Node head = new Node(0);
int[] numbers = {1, 2, 3, 4, 5, 6, 7, 8, 9};
for(int number: numbers) head.appendToTail(number);
head.printNode(); //prints 0 1 2 3 4 5 6 7 8 9

Node target = head.next.next;
target = target.deleteNode(target, target.data);
head.printNode(); //prints 0 1 2 3 4 5 6 7 8 9

target is a reference to the Node object in head.next.next, so deleting it should have eliminated Node 2, but it did not. Replacing the last three lines with the following code will, however.

head.next.next = head.next.next.deleteNode(head.next.next, head.next.next.data);
head.printNode(); //prints 0 1 3 4 5 6 7 8 9

Of course, this is a lot more tedious, so I would have rather used the target reference. Why is this happening? You may not need it, but I will include my Node class down below just in case.

class Node {
    Node next = null;
    int data;

    public Node(int d) {
        data = d;
    }


    void printNode() {
        Node n = this;
        while (n != null) {
            System.out.print(n.data + " ");
            n = n.next;
        }
        System.out.println();
    }

    void appendToTail(int d) {
        Node end = new Node(d);
        Node n = this;
        while (n.next != null) {
            n = n.next;
        }
        n.next = end;
    }

    Node deleteNode(Node head, int d) {
        if (head == null) return null;

        Node n = head;

        if (n.data == d) {
            return head.next;
        }

        while (n.next != null) {
            if (n.next.data == d) {
                n.next = n.next.next;
                return head;
            }
            n = n.next;
        }
        return head;
    }
}

Answer 1

Yes, it won't affect your code.

Consider this snippet in deleteNode function.

if (n.data == d) {
   return head.next;
}

Consider the addresses to be 100 -> 200 -> 300 -> 400 -> 500 -> ...

So, now we have ,

Node target = head.next.next;

The head node points to address 100 now. And target points to 300.

After this,

target = target.deleteNode(target, target.data);

Now, the if condition pointed above gets executed and target becomes 400. No actual deletion takes place.

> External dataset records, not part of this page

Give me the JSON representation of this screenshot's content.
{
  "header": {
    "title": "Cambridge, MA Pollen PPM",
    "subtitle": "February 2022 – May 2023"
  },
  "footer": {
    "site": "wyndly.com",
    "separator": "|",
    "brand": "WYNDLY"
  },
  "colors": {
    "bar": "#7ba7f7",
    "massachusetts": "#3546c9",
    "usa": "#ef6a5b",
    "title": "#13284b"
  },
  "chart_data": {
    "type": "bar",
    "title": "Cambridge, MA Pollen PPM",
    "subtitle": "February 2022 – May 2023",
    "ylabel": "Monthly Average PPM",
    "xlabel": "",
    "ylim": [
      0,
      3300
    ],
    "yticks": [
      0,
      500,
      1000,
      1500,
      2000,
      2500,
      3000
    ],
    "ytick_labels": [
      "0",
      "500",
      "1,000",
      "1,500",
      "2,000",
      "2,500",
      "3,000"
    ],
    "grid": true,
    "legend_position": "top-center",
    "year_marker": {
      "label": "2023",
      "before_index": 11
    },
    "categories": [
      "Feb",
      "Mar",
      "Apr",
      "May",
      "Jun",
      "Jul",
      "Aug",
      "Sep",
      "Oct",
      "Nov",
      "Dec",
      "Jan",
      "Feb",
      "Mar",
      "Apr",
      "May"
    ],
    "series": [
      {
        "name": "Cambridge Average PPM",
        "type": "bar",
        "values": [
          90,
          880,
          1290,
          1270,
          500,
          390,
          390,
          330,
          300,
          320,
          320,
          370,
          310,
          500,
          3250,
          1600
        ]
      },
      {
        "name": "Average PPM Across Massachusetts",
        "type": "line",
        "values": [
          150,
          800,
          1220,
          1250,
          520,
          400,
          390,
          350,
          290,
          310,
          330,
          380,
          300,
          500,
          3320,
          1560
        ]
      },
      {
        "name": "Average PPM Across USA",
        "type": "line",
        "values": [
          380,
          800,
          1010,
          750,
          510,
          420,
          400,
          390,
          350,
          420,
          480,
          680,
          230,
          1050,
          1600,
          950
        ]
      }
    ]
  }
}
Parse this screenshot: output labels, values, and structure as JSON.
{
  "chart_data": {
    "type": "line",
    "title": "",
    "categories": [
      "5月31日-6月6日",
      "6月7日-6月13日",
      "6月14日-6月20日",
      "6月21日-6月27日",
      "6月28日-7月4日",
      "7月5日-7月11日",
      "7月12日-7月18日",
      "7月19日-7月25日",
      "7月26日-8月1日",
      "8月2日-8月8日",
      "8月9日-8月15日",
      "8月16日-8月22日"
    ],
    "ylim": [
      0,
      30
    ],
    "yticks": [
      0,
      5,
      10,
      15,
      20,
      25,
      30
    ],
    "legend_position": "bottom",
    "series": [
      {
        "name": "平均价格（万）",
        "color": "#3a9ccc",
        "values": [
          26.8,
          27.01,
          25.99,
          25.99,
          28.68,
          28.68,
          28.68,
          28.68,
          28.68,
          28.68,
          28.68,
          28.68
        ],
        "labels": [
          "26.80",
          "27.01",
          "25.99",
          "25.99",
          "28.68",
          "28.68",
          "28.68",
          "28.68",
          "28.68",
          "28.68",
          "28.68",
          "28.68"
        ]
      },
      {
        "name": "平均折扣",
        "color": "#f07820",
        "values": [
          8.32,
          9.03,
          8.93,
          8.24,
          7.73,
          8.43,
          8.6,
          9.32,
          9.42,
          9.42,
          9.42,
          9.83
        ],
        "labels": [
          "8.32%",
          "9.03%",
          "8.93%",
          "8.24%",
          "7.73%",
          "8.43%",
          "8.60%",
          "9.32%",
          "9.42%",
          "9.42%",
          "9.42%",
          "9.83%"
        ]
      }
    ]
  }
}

Now, head node still intact and prints the entire list.

Consider the following for example.

target = target.deleteNode(target, target.next.data);
head.printNode(); //prints 0 1 2 4 5 6 7 8 9

So, your first node deletion logic does actually delete the node , but it simply returns the 2nd node.

If you want to change the original list

head.next.next = target.deleteNode(target, target.data);
head.printNode(); // prints 0 1 3 4 5 6 7 8 9 

Hope I clarified the issue.